Relation between IMT and Glucose
We have found a positive correlation between IMT and glucose/ HgA1c concentration (r = 0.35, p<0.01 and r = 0.43, p<0.01 respectively). Hyperglycemia can cause endothelial dysfunction with resultant increase in the IMT. In one study Sandler et al followed 3543 subjects over 2 years; of these 800 were diabetic [24]. The IMT progression rate in the non-diabetic group was 0.011mm/year and in the diabetic group was 0.018/year (p<0.03). They also found a positive correlation between IMT and HgA1c concentration (r = 0.08; p<0.0001).
Comparison of CFR and IMT
In this study we compared the carotid IMT and CFR. We found a significant negative correlation between carotid IMT and CFR (r = –0.33, p<0.01). Gullu et al. studied healthy subjects and found that carotid IMT was an independent predictor of CFR and found a negative correlation between carotid IMT and CFR (r= –0,41, p<0.01) [25]. Similarly, different studies have presented a negative correlation between carotids IMT and CFR [26,27].

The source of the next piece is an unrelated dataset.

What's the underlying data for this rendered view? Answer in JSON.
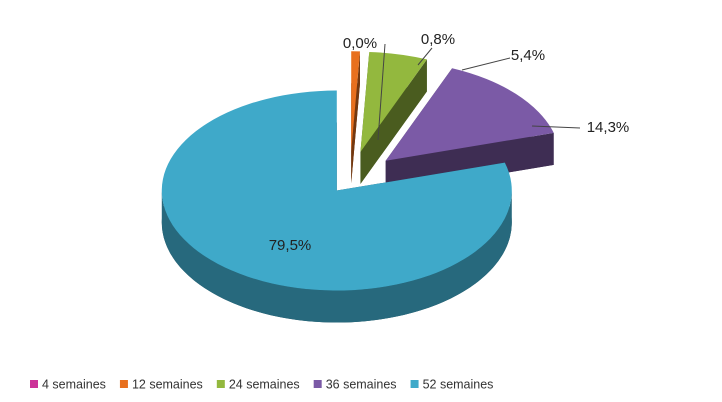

Atherosclerosis follows a rapid course in diabetic patients with more frequent and serious cardiovascular outcomes compared with non-diabetics [6,29].Therefore, early diagnosis of atherosclerosis in diabetic patients, before CAD and MI occur, is important. The treadmill test is an easily accessible method but a negative result does not mean that atherosclerosis is absent. It is known that even in the absence of epicardial coronary stenosis, micro vascular disease decreases CFR and depresses LV function [10]. An indicator of endothelial dysfunction, CFR reduction, has been demonstrated in treadmill test negative diabetic patients [28]. In present study, CFR showed a non-significant reduction in the diabetic group, even those with a negative treadmill tests. Treadmill test positive diabetic patients, CFR was lower than treadmill test negative patients, but this failed to reach statistical significance, most likely due to the small number studied. CFR has a high negative predictive value. A normal CFR value indicates normal endothelial function and an abnormal value indicates micro and/or macro-vascular problems [30].
The study had some limitations. The main limitation of our study was the low number of participants. Also, we were only able to evaluate flow in the LAD with TTE and not the circumflex and right coronary arteries. Additionally, we have no follow up and CAG data for our patients.


In conclusion, in the present study we have demonstrated that, in diabetic patients, carotid IMT is increased and CFR decreased even in the absence of negative treadmill test. Atherosclerosis is started earlier in diabetic patients. All diabetic patients irrespective the status of the treadmill test deserve the same kind approach.